Finalnie 14 marca w roli Aidy wystąpiła Oksana Nosatova. Ukraińska śpiewaczka ma nośny, dramatyczny głos, brakowało mi w nim jednak więcej łagodności i słodyczy. Bardziej podobała mi się Olesya Petrova jako Amneris, która w największym stopniu zaangażowała się w rolę prezentując pełnokrwistą postać dumnej i zazdrosnej córki faraona. Mezzosopranistka miała co prawda pewne problemy w wysokim rejestrze, jednak jej ekspresja sprawiała, że była bardzo przekonująca. Scena sądu nad Radamesem, gdzie wybuchy gniewu Amneris przeplatają się z rozpaczliwą bezradnością, była największą kreacją wieczoru.

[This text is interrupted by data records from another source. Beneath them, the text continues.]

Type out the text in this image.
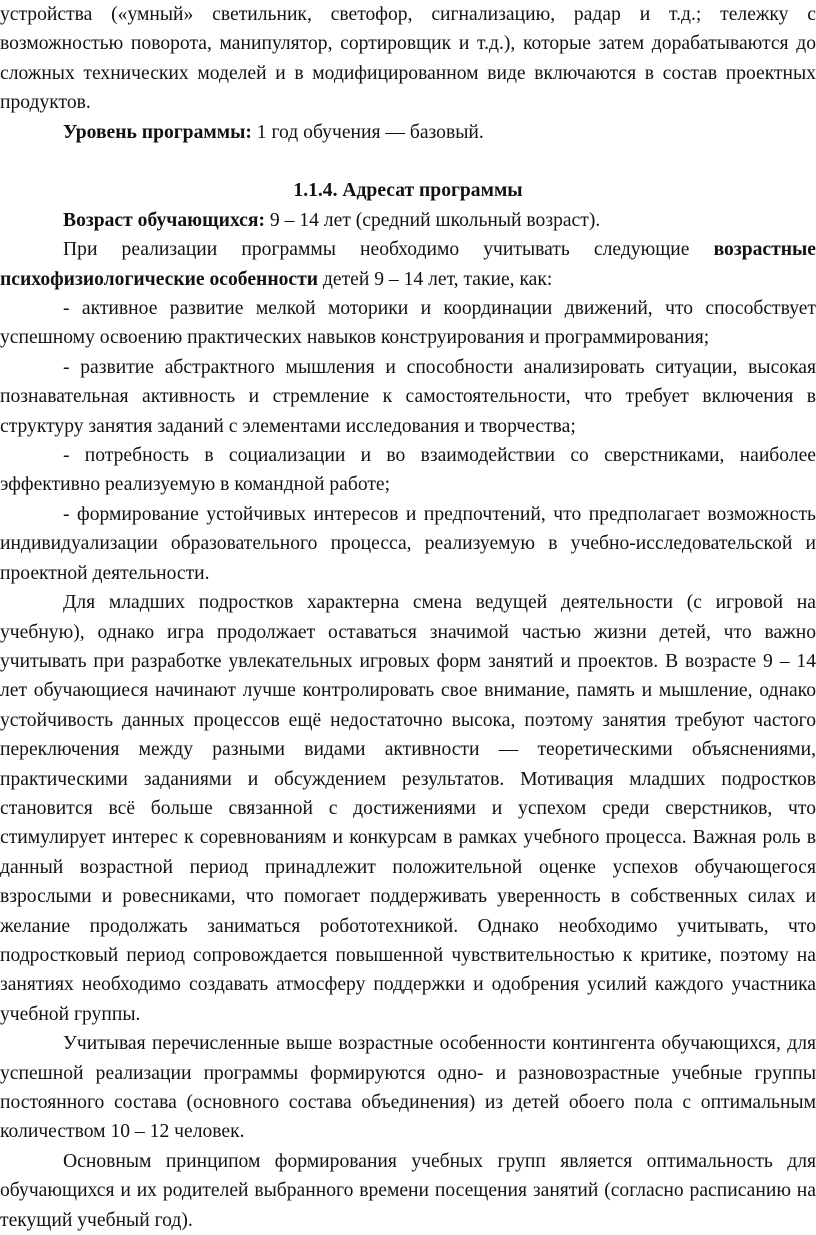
устройства («умный» светильник, светофор, сигнализацию, радар и т.д.; тележку с возможностью поворота, манипулятор, сортировщик и т.д.), которые затем дорабатываются до сложных технических моделей и в модифицированном виде включаются в состав проектных продуктов.

Уровень программы: 1 год обучения — базовый.

1.1.4. Адресат программы

Возраст обучающихся: 9 – 14 лет (средний школьный возраст).

При реализации программы необходимо учитывать следующие возрастные психофизиологические особенности детей 9 – 14 лет, такие, как:

- активное развитие мелкой моторики и координации движений, что способствует успешному освоению практических навыков конструирования и программирования;

- развитие абстрактного мышления и способности анализировать ситуации, высокая познавательная активность и стремление к самостоятельности, что требует включения в структуру занятия заданий с элементами исследования и творчества;

- потребность в социализации и во взаимодействии со сверстниками, наиболее эффективно реализуемую в командной работе;

- формирование устойчивых интересов и предпочтений, что предполагает возможность индивидуализации образовательного процесса, реализуемую в учебно-исследовательской и проектной деятельности.

Для младших подростков характерна смена ведущей деятельности (с игровой на учебную), однако игра продолжает оставаться значимой частью жизни детей, что важно учитывать при разработке увлекательных игровых форм занятий и проектов. В возрасте 9 – 14 лет обучающиеся начинают лучше контролировать свое внимание, память и мышление, однако устойчивость данных процессов ещё недостаточно высока, поэтому занятия требуют частого переключения между разными видами активности — теоретическими объяснениями, практическими заданиями и обсуждением результатов. Мотивация младших подростков становится всё больше связанной с достижениями и успехом среди сверстников, что стимулирует интерес к соревнованиям и конкурсам в рамках учебного процесса. Важная роль в данный возрастной период принадлежит положительной оценке успехов обучающегося взрослыми и ровесниками, что помогает поддерживать уверенность в собственных силах и желание продолжать заниматься робототехникой. Однако необходимо учитывать, что подростковый период сопровождается повышенной чувствительностью к критике, поэтому на занятиях необходимо создавать атмосферу поддержки и одобрения усилий каждого участника учебной группы.

Учитывая перечисленные выше возрастные особенности контингента обучающихся, для успешной реализации программы формируются одно- и разновозрастные учебные группы постоянного состава (основного состава объединения) из детей обоего пола с оптимальным количеством 10 – 12 человек.

Основным принципом формирования учебных групп является оптимальность для обучающихся и их родителей выбранного времени посещения занятий (согласно расписанию на текущий учебный год).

Nie porwał mnie zupełnie debiutujący w roli Radamesa gruziński tenor Giorgi Sturua. Śpiewał w wielu miejscach nieczysto, siłowo i z kiepską emisją. Mocnym punktem obsady był za to Rafał Siwek jako Ramfis. Pięknie prowadzony, szlachetnie brzmiący bas wyróżniał się dostojeństwem i wyczuciem verdiowskiej frazy. Mikołaj Zalasiński dobrze zinterpretował postać walecznego króla Amonasro, ale przydałoby się więcej niuansów, miękkości i czułości w scenach z ukochaną córką Aidą.

Nieprzyjemnym zaskoczeniem było dla mnie niespójne w wielu miejscach brzmienie połączonych zespołów Chóru Opery Krakowskiej oraz Chóru Filharmonii im. Karola Szymanowskiego w Krakowie. Marcin Nałęcz – Niesiołowski potraktował partyturę z uważnością i wyczuciem, choć orkiestrze brakowało niekiedy ciepłego liryzmu.
„Aida” powróci na scenę Opery Krakowskiej w listopadzie. Obsady poszczególnych spektakli nie są jeszcze znane.